Zum Wohlstand gehört auch der Zustand der Umwelt. Die Umwelt-Inanspruchnahme und damit Belastung steigt mit wachsender Bevölkerung. Das heißt, dass die Einwanderung auch auf die Umwelt Auswirkungen hat und zu einem geringeren Wohlstand pro Kopf der Bevölkerung führen kann.
Ein weiterer wichtiger Faktor bei Wohlstandsmessungen, die heute auch versuchen, den „Glückszustand“ zu erfassen, ist die Zufriedenheit in der Gesellschaft und damit die Abwesenheit von Spannungen zwischen den Gesellschaftsgruppen. Darunter fallen auch die Auseinandersetzungen mit ethnischen Gruppen, wie auch mit den Einwanderer-Gruppen.
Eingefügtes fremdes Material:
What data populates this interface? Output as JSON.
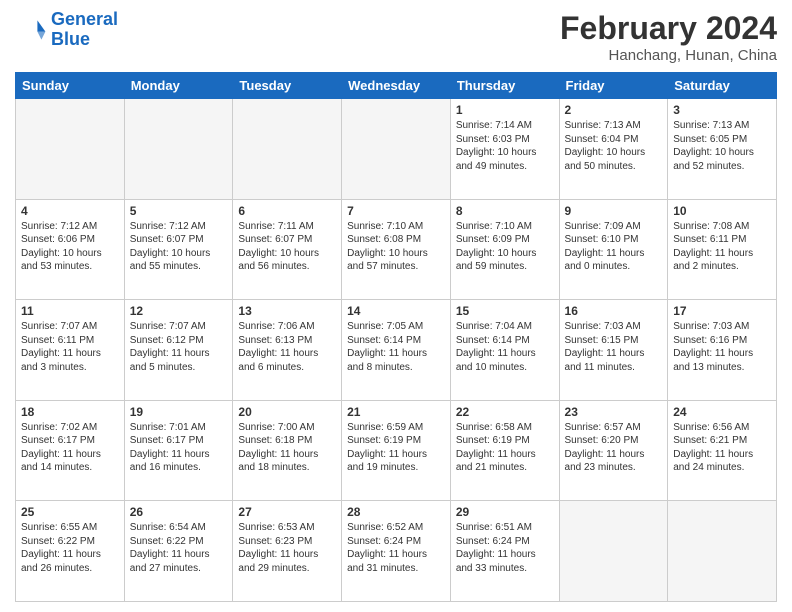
{
  "logo": {
    "line1": "General",
    "line2": "Blue"
  },
  "header": {
    "month": "February 2024",
    "location": "Hanchang, Hunan, China"
  },
  "weekdays": [
    "Sunday",
    "Monday",
    "Tuesday",
    "Wednesday",
    "Thursday",
    "Friday",
    "Saturday"
  ],
  "weeks": [
    [
      {
        "day": "",
        "empty": true
      },
      {
        "day": "",
        "empty": true
      },
      {
        "day": "",
        "empty": true
      },
      {
        "day": "",
        "empty": true
      },
      {
        "day": "1",
        "info": "Sunrise: 7:14 AM\nSunset: 6:03 PM\nDaylight: 10 hours\nand 49 minutes."
      },
      {
        "day": "2",
        "info": "Sunrise: 7:13 AM\nSunset: 6:04 PM\nDaylight: 10 hours\nand 50 minutes."
      },
      {
        "day": "3",
        "info": "Sunrise: 7:13 AM\nSunset: 6:05 PM\nDaylight: 10 hours\nand 52 minutes."
      }
    ],
    [
      {
        "day": "4",
        "info": "Sunrise: 7:12 AM\nSunset: 6:06 PM\nDaylight: 10 hours\nand 53 minutes."
      },
      {
        "day": "5",
        "info": "Sunrise: 7:12 AM\nSunset: 6:07 PM\nDaylight: 10 hours\nand 55 minutes."
      },
      {
        "day": "6",
        "info": "Sunrise: 7:11 AM\nSunset: 6:07 PM\nDaylight: 10 hours\nand 56 minutes."
      },
      {
        "day": "7",
        "info": "Sunrise: 7:10 AM\nSunset: 6:08 PM\nDaylight: 10 hours\nand 57 minutes."
      },
      {
        "day": "8",
        "info": "Sunrise: 7:10 AM\nSunset: 6:09 PM\nDaylight: 10 hours\nand 59 minutes."
      },
      {
        "day": "9",
        "info": "Sunrise: 7:09 AM\nSunset: 6:10 PM\nDaylight: 11 hours\nand 0 minutes."
      },
      {
        "day": "10",
        "info": "Sunrise: 7:08 AM\nSunset: 6:11 PM\nDaylight: 11 hours\nand 2 minutes."
      }
    ],
    [
      {
        "day": "11",
        "info": "Sunrise: 7:07 AM\nSunset: 6:11 PM\nDaylight: 11 hours\nand 3 minutes."
      },
      {
        "day": "12",
        "info": "Sunrise: 7:07 AM\nSunset: 6:12 PM\nDaylight: 11 hours\nand 5 minutes."
      },
      {
        "day": "13",
        "info": "Sunrise: 7:06 AM\nSunset: 6:13 PM\nDaylight: 11 hours\nand 6 minutes."
      },
      {
        "day": "14",
        "info": "Sunrise: 7:05 AM\nSunset: 6:14 PM\nDaylight: 11 hours\nand 8 minutes."
      },
      {
        "day": "15",
        "info": "Sunrise: 7:04 AM\nSunset: 6:14 PM\nDaylight: 11 hours\nand 10 minutes."
      },
      {
        "day": "16",
        "info": "Sunrise: 7:03 AM\nSunset: 6:15 PM\nDaylight: 11 hours\nand 11 minutes."
      },
      {
        "day": "17",
        "info": "Sunrise: 7:03 AM\nSunset: 6:16 PM\nDaylight: 11 hours\nand 13 minutes."
      }
    ],
    [
      {
        "day": "18",
        "info": "Sunrise: 7:02 AM\nSunset: 6:17 PM\nDaylight: 11 hours\nand 14 minutes."
      },
      {
        "day": "19",
        "info": "Sunrise: 7:01 AM\nSunset: 6:17 PM\nDaylight: 11 hours\nand 16 minutes."
      },
      {
        "day": "20",
        "info": "Sunrise: 7:00 AM\nSunset: 6:18 PM\nDaylight: 11 hours\nand 18 minutes."
      },
      {
        "day": "21",
        "info": "Sunrise: 6:59 AM\nSunset: 6:19 PM\nDaylight: 11 hours\nand 19 minutes."
      },
      {
        "day": "22",
        "info": "Sunrise: 6:58 AM\nSunset: 6:19 PM\nDaylight: 11 hours\nand 21 minutes."
      },
      {
        "day": "23",
        "info": "Sunrise: 6:57 AM\nSunset: 6:20 PM\nDaylight: 11 hours\nand 23 minutes."
      },
      {
        "day": "24",
        "info": "Sunrise: 6:56 AM\nSunset: 6:21 PM\nDaylight: 11 hours\nand 24 minutes."
      }
    ],
    [
      {
        "day": "25",
        "info": "Sunrise: 6:55 AM\nSunset: 6:22 PM\nDaylight: 11 hours\nand 26 minutes."
      },
      {
        "day": "26",
        "info": "Sunrise: 6:54 AM\nSunset: 6:22 PM\nDaylight: 11 hours\nand 27 minutes."
      },
      {
        "day": "27",
        "info": "Sunrise: 6:53 AM\nSunset: 6:23 PM\nDaylight: 11 hours\nand 29 minutes."
      },
      {
        "day": "28",
        "info": "Sunrise: 6:52 AM\nSunset: 6:24 PM\nDaylight: 11 hours\nand 31 minutes."
      },
      {
        "day": "29",
        "info": "Sunrise: 6:51 AM\nSunset: 6:24 PM\nDaylight: 11 hours\nand 33 minutes."
      },
      {
        "day": "",
        "empty": true
      },
      {
        "day": "",
        "empty": true
      }
    ]
  ]
}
Es ist kein Zufall, dass dieser „Glücksfaktor“ in Ländern mit homogenen Bevölkerungen größer ist als in Ländern mit Spannungen zwischen den Gruppen, sei es au Grund sprachlicher, religiöser, rassischer oder anderer Unterschiede. Ein Großteil der Einwanderer gehört meist anderen Gruppen an als die Einheimischen, sodass durch die Einwanderung Spannungen erzeugt werden können, die sozusagen den „seelischen“ Wohlstand beeinträchtigen.
Alle diese Faktoren müssten bei einem Konzept für die Einwanderungspolitik bedacht und abgewogen werden. Dazu fehlt es leider in Österreich an einschlägigen wissenschaftlichen Studien, sodass kurzfristige Einzelinteressen in der Politik überwiegen – ganz ähnlich, wie bei der notwendigen Reform des Pensionssystems.
Em. Univ.-Prof. Dr. Karl Socher lehrte Politische Ökonomie an der Universität Innsbruck, ist u.a. Mitglied im Verein für Socialpolitik und in der Mont Pelerin Society.